AGTR1 variant rs2638355 is associated with increased salt sensitivity of blood pressure: a female-specific effect in individuals from the HyperPath cohort.

机构信息

Center for Genomic Medicine, Massachusetts General Hospital and Harvard Medical School, Boston.

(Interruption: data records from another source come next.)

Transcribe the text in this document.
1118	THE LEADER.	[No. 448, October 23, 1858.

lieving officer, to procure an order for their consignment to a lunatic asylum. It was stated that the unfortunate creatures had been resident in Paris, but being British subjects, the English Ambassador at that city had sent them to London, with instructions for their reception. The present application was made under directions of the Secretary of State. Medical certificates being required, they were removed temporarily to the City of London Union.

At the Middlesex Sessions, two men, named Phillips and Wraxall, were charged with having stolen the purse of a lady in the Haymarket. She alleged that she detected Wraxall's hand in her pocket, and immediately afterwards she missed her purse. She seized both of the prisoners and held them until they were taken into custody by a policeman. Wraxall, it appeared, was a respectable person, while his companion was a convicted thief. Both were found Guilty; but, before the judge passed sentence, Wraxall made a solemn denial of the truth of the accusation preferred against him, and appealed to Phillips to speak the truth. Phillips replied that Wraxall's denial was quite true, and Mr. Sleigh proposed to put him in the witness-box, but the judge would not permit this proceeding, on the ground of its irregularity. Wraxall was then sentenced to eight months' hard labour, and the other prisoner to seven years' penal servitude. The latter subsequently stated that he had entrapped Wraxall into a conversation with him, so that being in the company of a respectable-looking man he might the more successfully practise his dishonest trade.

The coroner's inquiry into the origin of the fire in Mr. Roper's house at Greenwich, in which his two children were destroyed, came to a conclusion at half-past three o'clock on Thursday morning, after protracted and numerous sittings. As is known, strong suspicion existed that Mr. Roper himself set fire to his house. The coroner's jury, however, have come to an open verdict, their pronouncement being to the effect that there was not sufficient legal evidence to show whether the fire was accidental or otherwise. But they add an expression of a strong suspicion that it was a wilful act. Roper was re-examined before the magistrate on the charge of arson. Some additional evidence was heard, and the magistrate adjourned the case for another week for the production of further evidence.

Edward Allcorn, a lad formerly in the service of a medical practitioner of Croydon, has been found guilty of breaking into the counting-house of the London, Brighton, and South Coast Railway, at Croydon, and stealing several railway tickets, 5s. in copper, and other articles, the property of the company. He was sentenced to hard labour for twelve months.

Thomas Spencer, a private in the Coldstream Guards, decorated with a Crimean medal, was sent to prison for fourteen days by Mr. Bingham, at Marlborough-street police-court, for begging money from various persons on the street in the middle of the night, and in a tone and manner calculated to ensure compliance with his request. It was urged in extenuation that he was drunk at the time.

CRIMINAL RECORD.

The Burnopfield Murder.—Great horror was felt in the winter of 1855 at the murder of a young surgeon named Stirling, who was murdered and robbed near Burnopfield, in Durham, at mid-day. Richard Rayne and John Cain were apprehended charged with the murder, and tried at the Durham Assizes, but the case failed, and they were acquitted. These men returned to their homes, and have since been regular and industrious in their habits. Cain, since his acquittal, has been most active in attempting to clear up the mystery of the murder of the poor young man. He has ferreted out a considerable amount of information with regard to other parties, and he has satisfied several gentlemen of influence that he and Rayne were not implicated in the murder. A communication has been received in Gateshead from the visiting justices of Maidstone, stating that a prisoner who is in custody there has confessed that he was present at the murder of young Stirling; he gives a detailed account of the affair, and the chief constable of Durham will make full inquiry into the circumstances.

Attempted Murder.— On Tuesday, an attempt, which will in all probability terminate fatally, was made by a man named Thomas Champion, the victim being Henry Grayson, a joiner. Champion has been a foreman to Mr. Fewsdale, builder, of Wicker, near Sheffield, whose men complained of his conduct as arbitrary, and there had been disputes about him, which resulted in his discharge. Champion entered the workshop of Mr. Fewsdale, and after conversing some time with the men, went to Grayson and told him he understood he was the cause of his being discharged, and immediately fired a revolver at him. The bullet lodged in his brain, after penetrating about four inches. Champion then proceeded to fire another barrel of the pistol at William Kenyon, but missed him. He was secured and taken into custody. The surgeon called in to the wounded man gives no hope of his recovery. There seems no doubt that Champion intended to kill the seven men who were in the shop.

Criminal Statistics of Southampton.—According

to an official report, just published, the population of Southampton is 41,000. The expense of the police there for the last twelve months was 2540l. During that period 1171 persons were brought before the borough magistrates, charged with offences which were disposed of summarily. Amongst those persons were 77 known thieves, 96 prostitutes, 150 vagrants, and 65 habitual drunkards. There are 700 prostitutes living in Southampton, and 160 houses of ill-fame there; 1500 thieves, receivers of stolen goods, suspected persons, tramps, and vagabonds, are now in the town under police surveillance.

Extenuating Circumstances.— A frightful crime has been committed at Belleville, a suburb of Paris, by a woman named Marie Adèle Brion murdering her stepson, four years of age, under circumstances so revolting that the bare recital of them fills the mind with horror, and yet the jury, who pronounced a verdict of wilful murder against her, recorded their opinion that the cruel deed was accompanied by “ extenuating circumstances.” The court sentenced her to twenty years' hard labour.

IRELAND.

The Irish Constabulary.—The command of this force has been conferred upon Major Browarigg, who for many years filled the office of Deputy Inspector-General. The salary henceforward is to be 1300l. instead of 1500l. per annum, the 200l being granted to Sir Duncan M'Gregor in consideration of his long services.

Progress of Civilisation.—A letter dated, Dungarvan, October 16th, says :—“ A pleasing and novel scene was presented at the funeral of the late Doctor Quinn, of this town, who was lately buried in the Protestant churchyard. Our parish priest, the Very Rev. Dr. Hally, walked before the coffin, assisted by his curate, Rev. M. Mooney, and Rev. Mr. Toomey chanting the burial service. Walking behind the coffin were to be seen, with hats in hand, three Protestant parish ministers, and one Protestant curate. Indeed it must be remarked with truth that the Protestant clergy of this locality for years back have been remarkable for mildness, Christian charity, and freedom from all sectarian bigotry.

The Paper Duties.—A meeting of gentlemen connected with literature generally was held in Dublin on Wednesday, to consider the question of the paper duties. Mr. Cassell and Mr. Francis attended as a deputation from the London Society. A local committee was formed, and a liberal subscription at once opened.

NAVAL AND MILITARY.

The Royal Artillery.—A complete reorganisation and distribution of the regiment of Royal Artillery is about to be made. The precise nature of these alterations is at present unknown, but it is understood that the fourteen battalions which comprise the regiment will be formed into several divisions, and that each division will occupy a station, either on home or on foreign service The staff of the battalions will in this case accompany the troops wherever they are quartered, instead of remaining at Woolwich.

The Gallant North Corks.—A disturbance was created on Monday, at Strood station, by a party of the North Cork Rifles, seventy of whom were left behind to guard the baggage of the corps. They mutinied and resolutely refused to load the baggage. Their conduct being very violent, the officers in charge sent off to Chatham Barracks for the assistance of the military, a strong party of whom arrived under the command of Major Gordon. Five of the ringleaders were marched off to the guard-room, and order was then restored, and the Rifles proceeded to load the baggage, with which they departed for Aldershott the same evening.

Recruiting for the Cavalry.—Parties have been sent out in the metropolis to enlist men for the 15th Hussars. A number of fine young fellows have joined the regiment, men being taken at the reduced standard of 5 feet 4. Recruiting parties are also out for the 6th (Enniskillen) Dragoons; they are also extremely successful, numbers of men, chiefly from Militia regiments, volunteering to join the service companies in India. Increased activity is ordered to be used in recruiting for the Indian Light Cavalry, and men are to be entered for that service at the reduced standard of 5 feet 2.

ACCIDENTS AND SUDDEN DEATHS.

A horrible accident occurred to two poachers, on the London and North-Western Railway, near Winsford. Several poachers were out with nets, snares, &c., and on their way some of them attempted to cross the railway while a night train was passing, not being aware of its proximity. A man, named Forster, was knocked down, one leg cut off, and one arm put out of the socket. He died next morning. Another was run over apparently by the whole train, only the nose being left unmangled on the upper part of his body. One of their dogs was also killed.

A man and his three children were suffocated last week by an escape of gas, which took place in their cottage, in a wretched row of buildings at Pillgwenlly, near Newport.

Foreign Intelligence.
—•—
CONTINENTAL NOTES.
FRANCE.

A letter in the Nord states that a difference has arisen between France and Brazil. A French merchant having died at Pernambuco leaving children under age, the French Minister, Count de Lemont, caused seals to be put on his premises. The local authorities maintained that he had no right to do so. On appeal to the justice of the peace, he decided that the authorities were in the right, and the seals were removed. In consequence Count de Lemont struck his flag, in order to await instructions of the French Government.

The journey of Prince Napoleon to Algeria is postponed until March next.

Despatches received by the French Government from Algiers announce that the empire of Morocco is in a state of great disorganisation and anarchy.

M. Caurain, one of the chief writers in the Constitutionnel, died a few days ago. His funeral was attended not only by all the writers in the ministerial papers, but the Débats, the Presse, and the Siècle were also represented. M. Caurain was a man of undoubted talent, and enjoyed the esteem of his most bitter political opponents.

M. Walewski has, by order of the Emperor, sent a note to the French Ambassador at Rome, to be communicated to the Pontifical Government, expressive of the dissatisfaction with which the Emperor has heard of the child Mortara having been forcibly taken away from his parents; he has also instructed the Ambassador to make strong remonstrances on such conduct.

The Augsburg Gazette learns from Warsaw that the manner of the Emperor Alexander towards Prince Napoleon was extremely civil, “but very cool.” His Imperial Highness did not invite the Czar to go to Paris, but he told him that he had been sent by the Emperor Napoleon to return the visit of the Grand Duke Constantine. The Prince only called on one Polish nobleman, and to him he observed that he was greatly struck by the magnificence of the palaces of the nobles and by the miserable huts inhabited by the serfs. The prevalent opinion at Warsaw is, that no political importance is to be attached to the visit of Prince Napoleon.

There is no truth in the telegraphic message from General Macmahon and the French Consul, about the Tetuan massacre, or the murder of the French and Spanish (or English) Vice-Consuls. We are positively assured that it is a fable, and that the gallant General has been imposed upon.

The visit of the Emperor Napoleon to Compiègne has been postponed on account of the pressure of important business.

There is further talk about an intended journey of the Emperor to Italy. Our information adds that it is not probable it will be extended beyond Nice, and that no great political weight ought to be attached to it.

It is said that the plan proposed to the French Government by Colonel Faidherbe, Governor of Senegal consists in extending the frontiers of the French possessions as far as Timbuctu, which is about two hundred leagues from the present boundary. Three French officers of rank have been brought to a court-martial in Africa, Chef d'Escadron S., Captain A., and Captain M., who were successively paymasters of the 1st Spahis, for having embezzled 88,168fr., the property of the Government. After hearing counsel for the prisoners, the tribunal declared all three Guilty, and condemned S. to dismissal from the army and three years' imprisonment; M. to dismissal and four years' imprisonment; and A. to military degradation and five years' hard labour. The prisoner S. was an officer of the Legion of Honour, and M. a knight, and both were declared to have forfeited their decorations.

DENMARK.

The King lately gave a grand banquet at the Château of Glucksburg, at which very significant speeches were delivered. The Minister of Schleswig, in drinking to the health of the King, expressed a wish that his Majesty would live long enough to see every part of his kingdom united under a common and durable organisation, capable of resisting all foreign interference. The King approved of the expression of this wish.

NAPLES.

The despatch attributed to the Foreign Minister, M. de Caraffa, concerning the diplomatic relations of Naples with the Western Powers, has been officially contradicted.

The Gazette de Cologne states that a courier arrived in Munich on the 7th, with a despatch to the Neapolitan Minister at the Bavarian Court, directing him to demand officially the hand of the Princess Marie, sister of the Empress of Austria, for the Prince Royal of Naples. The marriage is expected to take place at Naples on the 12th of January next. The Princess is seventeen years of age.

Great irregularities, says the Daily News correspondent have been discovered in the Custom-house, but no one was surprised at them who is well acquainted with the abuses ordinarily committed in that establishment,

Department of Medical and Population Genetics, Broad Institute, Cambridge.

出版信息

J Hypertens. 2024 Dec 1;42(12):2180-2186. doi: 10.1097/HJH.0000000000003863. Epub 2024 Sep 11.

Abstract

OBJECTIVE

Salt-sensitive hypertension (SSH) affects approximately half of the hypertensive population, increasing the risk of vascular complications. The underlying pathophysiological mechanisms of SSH remain complex and need to be fully elucidated. Our prior research has identified genetic factors contributing to the salt sensitivity of blood pressure (SSBP), particularly involving genes regulating volume and blood pressure. We also observed enhanced peripheral vascular response to angiotensin II in humans with salt-sensitive hypertension. Given the pivotal role of the angiotensin II receptor type-1 (AT1R or AGTR1) in blood pressure and intravascular volume regulation, we hypothesized a genetic association between AGTR1 and SSBP.

METHODS

Our study involved 240 individuals of European ancestry from the HyperPATH cohort, examined under restricted and high dietary salt conditions. We employed a tagging single nucleotide variant approach to genotype participants at AGTR1 .

RESULTS

Our regression model revealed a significant association between the rs2638355 (A/G) variant and salt-sensitive systolic blood pressure (SS-SBP), and rs2638355 increased AGTR1 gene expression. Notably, carriers of the risk-allele of the noncoding regulatory variant rs2638355 exhibited higher systolic blood pressure under high salt diet conditions than nonrisk allele individuals. A sex-stratified analysis showed this salt-driven effect on systolic blood pressure was significant only in females, underscoring the role of dietary salt in modulating genetic effects in this group. Furthermore, a restricted salt diet in these individuals diminished blood pressure and negated the blood pressure phenotype-genotype association.

CONCLUSION

Overall, our findings could aid in pinpointing individuals with salt-sensitive blood pressure among hypertensive patients, especially considering dietary and sex-specific factors.

摘要

目的

盐敏感型高血压(SSH)影响了大约一半的高血压患者,增加了血管并发症的风险。SSH 的潜在病理生理机制仍然很复杂,需要充分阐明。我们之前的研究已经确定了导致血压盐敏感性(SSBP)的遗传因素,特别是涉及调节容量和血压的基因。我们还观察到盐敏感型高血压患者的血管对血管紧张素 II 的外周血管反应增强。鉴于血管紧张素 II 受体 1(AGTR1 或 AGTR1)在血压和血管内体积调节中的关键作用,我们假设 AGTR1 与 SSBP 之间存在遗传关联。

方法

我们的研究涉及 HyperPATH 队列的 240 名欧洲血统个体,在限制和高盐饮食条件下进行检查。我们采用标记单核苷酸变异方法对 AGTR1 进行基因分型。

结果

我们的回归模型显示 rs2638355(A/G)变体与盐敏感收缩压(SS-SBP)之间存在显著关联,rs2638355 增加了 AGTR1 基因表达。值得注意的是,非编码调节变体 rs2638355 的风险等位基因携带者在高盐饮食条件下的收缩压高于非风险等位基因个体。一项性别分层分析表明,这种对收缩压的盐驱动效应仅在女性中显著,这突出了饮食盐在调节该组遗传效应中的作用。此外,这些个体的低盐饮食降低了血压,并消除了血压表型-基因型的关联。

结论

总的来说,我们的发现可以帮助在高血压患者中确定具有盐敏感血压的个体,特别是考虑到饮食和性别特异性因素。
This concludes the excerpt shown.